We often believe our mood and our mental health are solely dependent on external factors and we only have little ability to control them. We often wonder why we get so easily irritated, upset, sad, lethargic, and bored in life. As a solution, we try to improve our mood and cope with stress by engaging in unhealthy behaviors. This, unfortunately, makes our mood even worse.
Yes, our mood is affected by our brain chemistry. But, remember this:
Our brain chemistry is largely affected by our behaviors and habits in life. If we treat ourselves with care and know what makes us happy, we are going to have a more balanced brain chemistry.
Here are a few common bad mental health habits that are making you unhappy and unsatisfied with your life:
Bad Sleep Routine
Even if you get enough sleep, having a regular sleep routine matters a lot.
Going to bed early promotes more happiness and energy in life. Studies have shown that going to bed late may be linked to depression and poorer mental health in general. The reason could be that negative thoughts are more likely to appear in our mind at night.
So, by staying up late, you get more and more overwhelmed with worries and negative thoughts. Also, by being a ‘night owl’, you socialize less with people and may start to feel isolated over time. You’ll also be less productive and less energetic the next day.
Not Taking Time to Relax
Many of us live with a lot of stress and have a lot of thoughts going through our minds on a daily basis. We may have a stressful job or suffer from anxiety or other problems. Most of us may be hyperactive and constantly seeking new stimuli without realizing that they are making us feel worse.
Taking some time during the day to relax and be with yourself without distractions can significantly improve your mood and well-being.
Lack of Physical Activity
It is a well-known fact that physical activity is necessary in order to maintain a healthy body. But, exercise has huge benefits for your mind, too.
When you exercise, your blood flow improves and your body releases feel-good chemicals. You are also releasing the tension build-up from excessive stress and anxiety. Your muscles feel and work better.
Spending a Lot of Time with Toxic People
We all know people in our lives that just make us feel bad whenever we are interacting with them. They may put us down, undermine our success, not respect our boundaries, and find ways to ruin our mood when we are happiest.
If you are continually trying to change those people, you are just wasting your time and making yourself more miserable. So, try to avoid toxic people as much as possible.
Lack of Personal Goals
Goal-oriented behavior is what activates our reward system. This has a huge influence on our mood and happiness. If you don’t push yourself to achieve your goals, even small goals, you will not feel fulfilled and you are likely to seek unhealthy ways to activate your brain reward system.

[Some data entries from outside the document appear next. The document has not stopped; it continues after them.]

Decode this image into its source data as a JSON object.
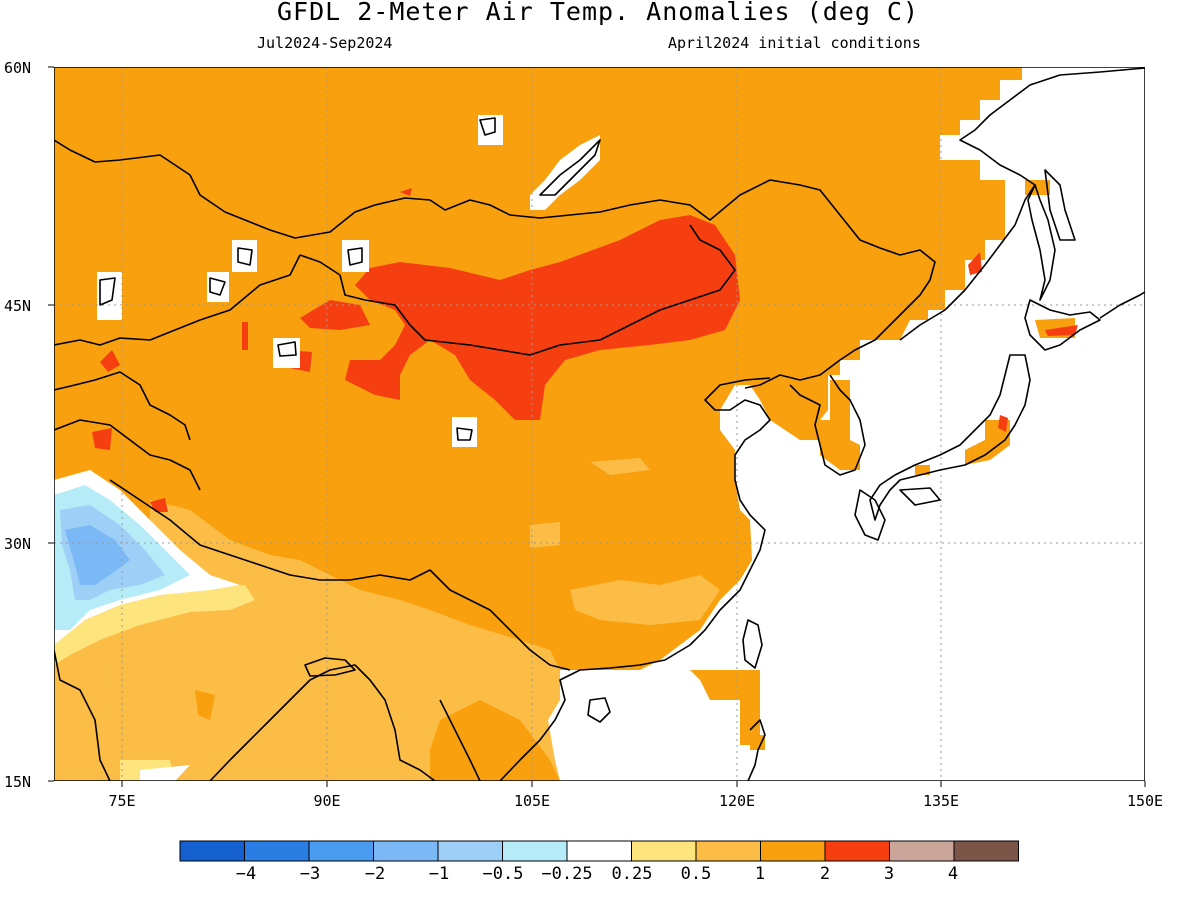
{
  "title": "GFDL 2-Meter Air Temp. Anomalies (deg C)",
  "period": "Jul2024-Sep2024",
  "init": "April2024 initial conditions",
  "map": {
    "lat_labels": [
      "60N",
      "45N",
      "30N",
      "15N"
    ],
    "lon_labels": [
      "75E",
      "90E",
      "105E",
      "120E",
      "135E",
      "150E"
    ],
    "lat_range": [
      15,
      60
    ],
    "lon_range": [
      70,
      150
    ]
  },
  "colorbar": {
    "labels": [
      "-4",
      "-3",
      "-2",
      "-1",
      "-0.5",
      "-0.25",
      "0.25",
      "0.5",
      "1",
      "2",
      "3",
      "4"
    ],
    "colors": [
      "#1560cf",
      "#2a7ee3",
      "#4a9cf0",
      "#7ab9f5",
      "#9ed0f7",
      "#b6ecf8",
      "#ffffff",
      "#fde47c",
      "#fbbd45",
      "#f8a00d",
      "#f53f10",
      "#caa59a",
      "#7b5548"
    ]
  },
  "colors": {
    "anom_1_2": "#f8a00d",
    "anom_2_3": "#f53f10",
    "anom_05_1": "#fbbd45",
    "anom_025_05": "#fde47c",
    "anom_neg": "#9ed0f7"
  }
}
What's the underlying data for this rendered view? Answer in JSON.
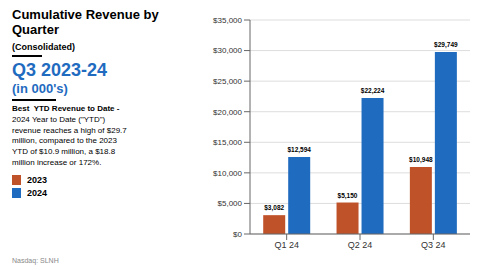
{
  "chart_data": {
    "type": "bar",
    "title": "Cumulative Revenue by Quarter",
    "subtitle": "(Consolidated)",
    "annotations": [
      "Q3 2023-24",
      "(in 000's)",
      "Best  YTD Revenue to Date -",
      "2024 Year to Date (\"YTD\")\nrevenue reaches a high of $29.7\nmillion, compared to the 2023\nYTD of $10.9 million, a $18.8\nmillion increase or 172%.",
      "Nasdaq: SLNH"
    ],
    "categories": [
      "Q1 24",
      "Q2 24",
      "Q3 24"
    ],
    "series": [
      {
        "name": "2023",
        "color": "#c0522a",
        "values": [
          3082,
          5150,
          10948
        ],
        "value_labels": [
          "$3,082",
          "$5,150",
          "$10,948"
        ]
      },
      {
        "name": "2024",
        "color": "#1f6bbf",
        "values": [
          12594,
          22224,
          29749
        ],
        "value_labels": [
          "$12,594",
          "$22,224",
          "$29,749"
        ]
      }
    ],
    "ylim": [
      0,
      35000
    ],
    "yticks": [
      {
        "value": 0,
        "label": "$0"
      },
      {
        "value": 5000,
        "label": "$5,000"
      },
      {
        "value": 10000,
        "label": "$10,000"
      },
      {
        "value": 15000,
        "label": "$15,000"
      },
      {
        "value": 20000,
        "label": "$20,000"
      },
      {
        "value": 25000,
        "label": "$25,000"
      },
      {
        "value": 30000,
        "label": "$30,000"
      },
      {
        "value": 35000,
        "label": "$35,000"
      }
    ],
    "grid": true,
    "data_labels": true
  }
}
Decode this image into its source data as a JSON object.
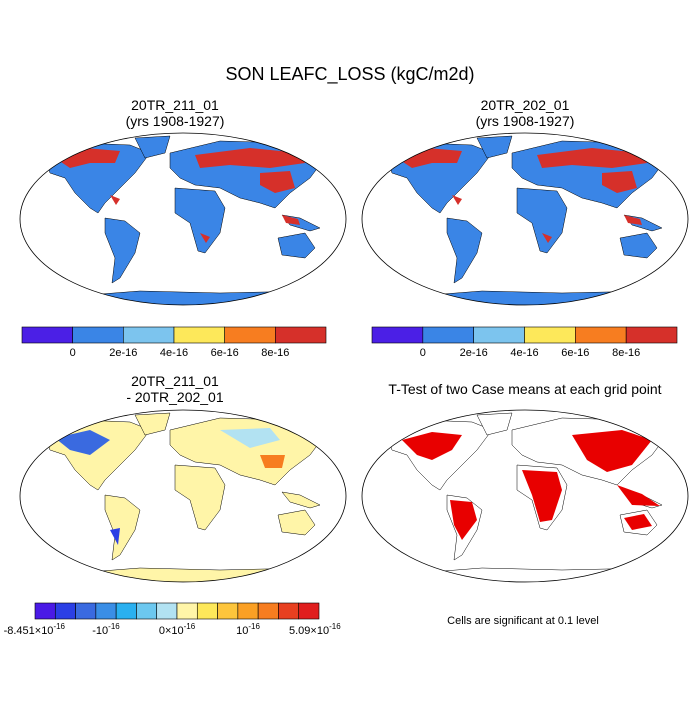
{
  "title": "SON LEAFC_LOSS (kgC/m2d)",
  "panels": [
    {
      "title": [
        "20TR_211_01",
        "(yrs 1908-1927)"
      ],
      "colorbar": {
        "colors": [
          "#4b1fe6",
          "#3a85e6",
          "#7cc4ee",
          "#fde85a",
          "#f77d20",
          "#d6302a"
        ],
        "labels": [
          "0",
          "2e-16",
          "4e-16",
          "6e-16",
          "8e-16"
        ]
      }
    },
    {
      "title": [
        "20TR_202_01",
        "(yrs 1908-1927)"
      ],
      "colorbar": {
        "colors": [
          "#4b1fe6",
          "#3a85e6",
          "#7cc4ee",
          "#fde85a",
          "#f77d20",
          "#d6302a"
        ],
        "labels": [
          "0",
          "2e-16",
          "4e-16",
          "6e-16",
          "8e-16"
        ]
      }
    },
    {
      "title": [
        "20TR_211_01",
        "- 20TR_202_01"
      ],
      "colorbar": {
        "colors": [
          "#4a1ae6",
          "#2b3fe5",
          "#3a6ae0",
          "#3a8ee6",
          "#2ab0f0",
          "#6cc8f0",
          "#b2e2f2",
          "#fff5a8",
          "#fde85a",
          "#fdc53c",
          "#fba024",
          "#f77d20",
          "#e84020",
          "#e01e1e"
        ],
        "labels": [
          {
            "base": "-8.451×10",
            "exp": "-16"
          },
          {
            "base": "-10",
            "exp": "-16"
          },
          {
            "base": "0×10",
            "exp": "-16"
          },
          {
            "base": "10",
            "exp": "-16"
          },
          {
            "base": "5.09×10",
            "exp": "-16"
          }
        ]
      }
    },
    {
      "title": [
        "T-Test of two Case means at each grid point"
      ],
      "note": "Cells are significant at 0.1 level"
    }
  ]
}
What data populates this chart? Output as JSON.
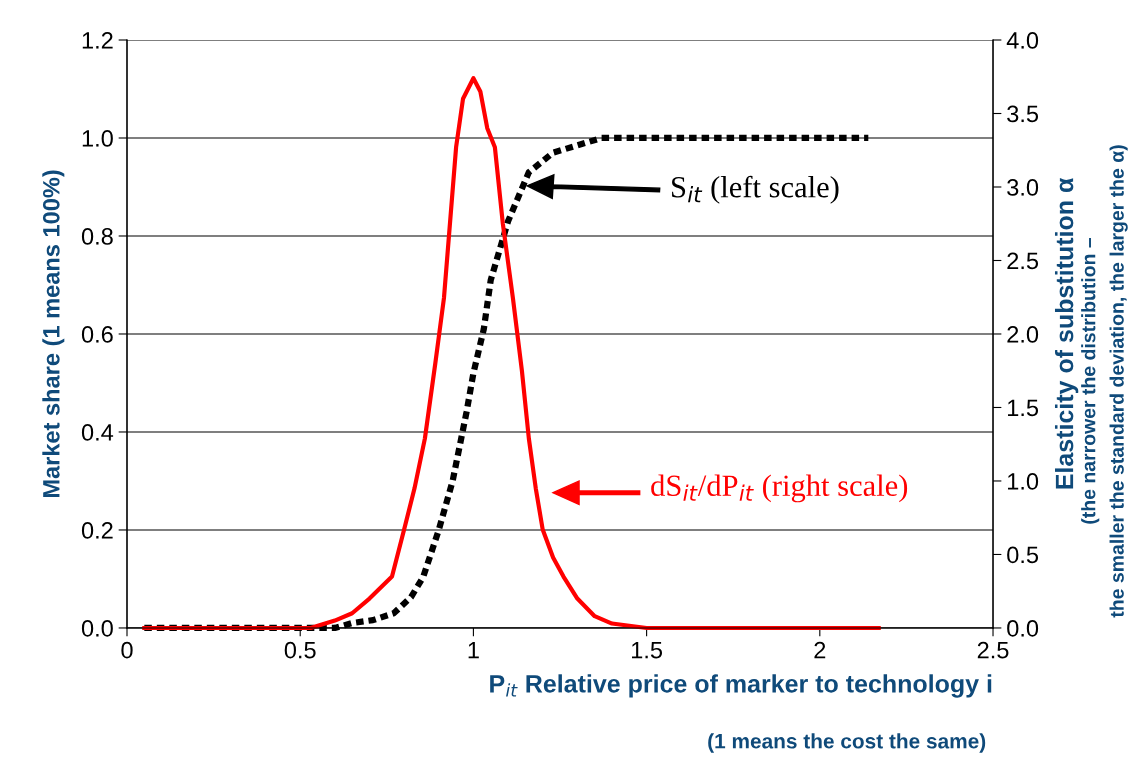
{
  "chart_data": {
    "type": "line",
    "xlabel": "P$_{it}$ Relative price of marker to technology i",
    "ylabel": "Market share (1 means 100%)",
    "y2label": "Elasticity of substitution α",
    "xlim": [
      0,
      2.5
    ],
    "xticks": [
      0,
      0.5,
      1,
      1.5,
      2,
      2.5
    ],
    "ylim": [
      0,
      1.2
    ],
    "yticks": [
      {
        "value": 0,
        "label": "0.0"
      },
      {
        "value": 0.2,
        "label": "0.2"
      },
      {
        "value": 0.4,
        "label": "0.4"
      },
      {
        "value": 0.6,
        "label": "0.6"
      },
      {
        "value": 0.8,
        "label": "0.8"
      },
      {
        "value": 1.0,
        "label": "1.0"
      },
      {
        "value": 1.2,
        "label": "1.2"
      }
    ],
    "y2lim": [
      0,
      4.0
    ],
    "y2ticks": [
      {
        "value": 0,
        "label": "0.0"
      },
      {
        "value": 0.5,
        "label": "0.5"
      },
      {
        "value": 1.0,
        "label": "1.0"
      },
      {
        "value": 1.5,
        "label": "1.5"
      },
      {
        "value": 2.0,
        "label": "2.0"
      },
      {
        "value": 2.5,
        "label": "2.5"
      },
      {
        "value": 3.0,
        "label": "3.0"
      },
      {
        "value": 3.5,
        "label": "3.5"
      },
      {
        "value": 4.0,
        "label": "4.0"
      }
    ],
    "grid": "y",
    "legend": false,
    "series": [
      {
        "color": "#000000",
        "line_style": "dashed",
        "x": [
          0.05,
          0.6,
          0.65,
          0.71,
          0.77,
          0.82,
          0.855,
          0.9,
          0.94,
          0.98,
          1.0,
          1.03,
          1.05,
          1.1,
          1.16,
          1.23,
          1.37,
          2.14
        ],
        "values": [
          0,
          0,
          0.01,
          0.016,
          0.03,
          0.063,
          0.104,
          0.2,
          0.3,
          0.44,
          0.52,
          0.61,
          0.71,
          0.83,
          0.93,
          0.97,
          1.0,
          1.0
        ]
      },
      {
        "color": "#ff0000",
        "line_style": "solid",
        "axis": "y2",
        "x": [
          0.05,
          0.15,
          0.25,
          0.35,
          0.45,
          0.53,
          0.6,
          0.65,
          0.7,
          0.765,
          0.8,
          0.83,
          0.86,
          0.89,
          0.915,
          0.95,
          0.97,
          1.0,
          1.02,
          1.04,
          1.062,
          1.085,
          1.114,
          1.14,
          1.16,
          1.18,
          1.2,
          1.23,
          1.26,
          1.3,
          1.35,
          1.4,
          1.5,
          1.7,
          1.9,
          2.17
        ],
        "values": [
          0,
          0,
          0,
          0,
          0,
          0,
          0.05,
          0.1,
          0.2,
          0.35,
          0.67,
          0.95,
          1.29,
          1.8,
          2.245,
          3.27,
          3.6,
          3.74,
          3.65,
          3.4,
          3.27,
          2.75,
          2.245,
          1.75,
          1.29,
          0.95,
          0.67,
          0.48,
          0.35,
          0.2,
          0.08,
          0.03,
          0,
          0,
          0,
          0
        ]
      }
    ],
    "annotations": [
      "S$_{it}$ (left scale)",
      "dS$_{it}$/dP$_{it}$ (right scale)",
      "(1 means the cost the same)",
      "(the narrower the distribution –",
      "the smaller the standard deviation, the larger the α)"
    ]
  }
}
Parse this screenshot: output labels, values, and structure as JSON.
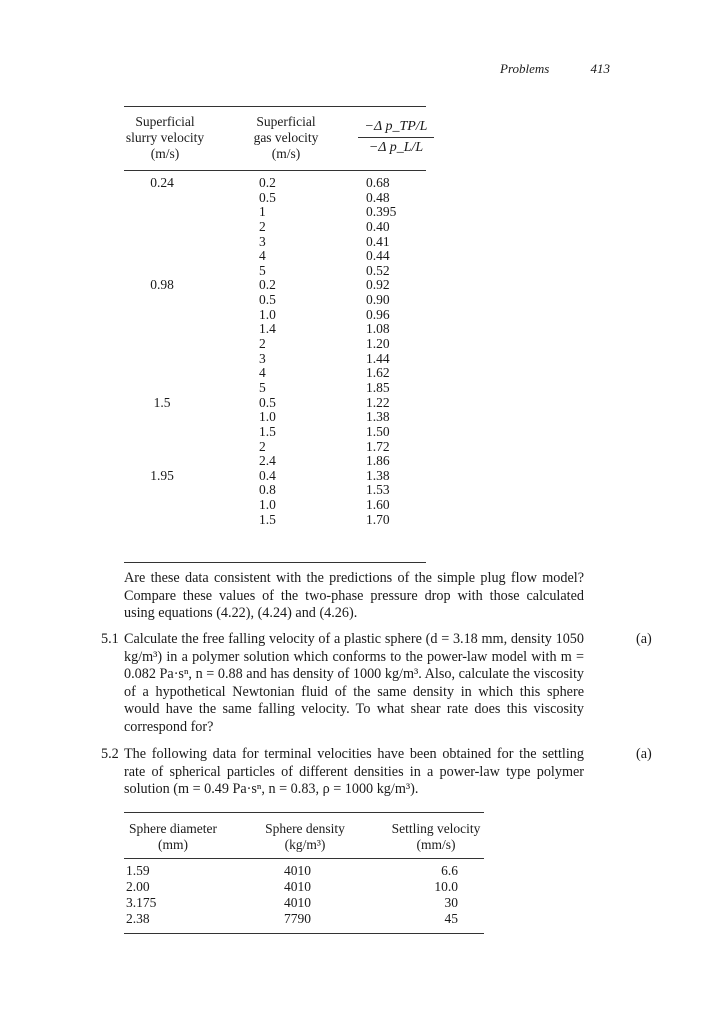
{
  "running_head": {
    "section": "Problems",
    "page_number": "413"
  },
  "table1": {
    "headers": {
      "slurry": [
        "Superficial",
        "slurry velocity",
        "(m/s)"
      ],
      "gas": [
        "Superficial",
        "gas velocity",
        "(m/s)"
      ],
      "ratio_numerator": "−Δ p_TP/L",
      "ratio_denominator": "−Δ p_L/L"
    },
    "groups": [
      {
        "slurry": "0.24",
        "rows": [
          [
            "0.2",
            "0.68"
          ],
          [
            "0.5",
            "0.48"
          ],
          [
            "1",
            "0.395"
          ],
          [
            "2",
            "0.40"
          ],
          [
            "3",
            "0.41"
          ],
          [
            "4",
            "0.44"
          ],
          [
            "5",
            "0.52"
          ]
        ]
      },
      {
        "slurry": "0.98",
        "rows": [
          [
            "0.2",
            "0.92"
          ],
          [
            "0.5",
            "0.90"
          ],
          [
            "1.0",
            "0.96"
          ],
          [
            "1.4",
            "1.08"
          ],
          [
            "2",
            "1.20"
          ],
          [
            "3",
            "1.44"
          ],
          [
            "4",
            "1.62"
          ],
          [
            "5",
            "1.85"
          ]
        ]
      },
      {
        "slurry": "1.5",
        "rows": [
          [
            "0.5",
            "1.22"
          ],
          [
            "1.0",
            "1.38"
          ],
          [
            "1.5",
            "1.50"
          ],
          [
            "2",
            "1.72"
          ],
          [
            "2.4",
            "1.86"
          ]
        ]
      },
      {
        "slurry": "1.95",
        "rows": [
          [
            "0.4",
            "1.38"
          ],
          [
            "0.8",
            "1.53"
          ],
          [
            "1.0",
            "1.60"
          ],
          [
            "1.5",
            "1.70"
          ]
        ]
      }
    ]
  },
  "question_text": "Are these data consistent with the predictions of the simple plug flow model? Compare these values of the two-phase pressure drop with those calculated using equations (4.22), (4.24) and (4.26).",
  "problems": [
    {
      "number": "5.1",
      "tag": "(a)",
      "text": "Calculate the free falling velocity of a plastic sphere (d = 3.18 mm, density 1050 kg/m³) in a polymer solution which conforms to the power-law model with m = 0.082 Pa·sⁿ, n = 0.88 and has density of 1000 kg/m³. Also, calculate the viscosity of a hypothetical Newtonian fluid of the same density in which this sphere would have the same falling velocity. To what shear rate does this viscosity correspond for?"
    },
    {
      "number": "5.2",
      "tag": "(a)",
      "text": "The following data for terminal velocities have been obtained for the settling rate of spherical particles of different densities in a power-law type polymer solution (m = 0.49 Pa·sⁿ, n = 0.83, ρ = 1000 kg/m³)."
    }
  ],
  "table2": {
    "headers": [
      [
        "Sphere diameter",
        "(mm)"
      ],
      [
        "Sphere density",
        "(kg/m³)"
      ],
      [
        "Settling velocity",
        "(mm/s)"
      ]
    ],
    "rows": [
      [
        "1.59",
        "4010",
        "6.6"
      ],
      [
        "2.00",
        "4010",
        "10.0"
      ],
      [
        "3.175",
        "4010",
        "30"
      ],
      [
        "2.38",
        "7790",
        "45"
      ]
    ]
  }
}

Also, not focusing on achieving your goals leaves you feeling like you are stagnating in your life and that can easily trigger poor mood and depression.
Excessive Use of Technology
Most of us enjoy our computers, phones, social media and we naturally want to watch the news and see what is currently happening in the world. Even though those tools are great at making our lives and work easier, they can also be great tools for distraction.
They also promote inactivity and tend to be overly stimulating to your brain. Your brain doesn’t like too much stimulation and you may find it more difficult to relax and unwind after spending hours on social media.
Not Being in Touch with Your Emotions
Our emotions often feel too intense and too difficult to deal with, so we tend to suppress them. We distract ourselves with all kinds of unhealthy behaviors.
The problem with that is that we don’t get to process our emotions and face our real problems. We fail to find out through attention and awareness what truly makes us unhappy, anxious, angry or sad.
Our nutrition affects everything in our body, including our brain chemistry. A deficiency in certain nutrients can cause imbalances in our system. Even if we don’t have any serious deficiencies, our eating habits can still affect our mental health. Overeating and not eating enough are both unhealthy behaviors that can affect our relationship with food and our overall mental health.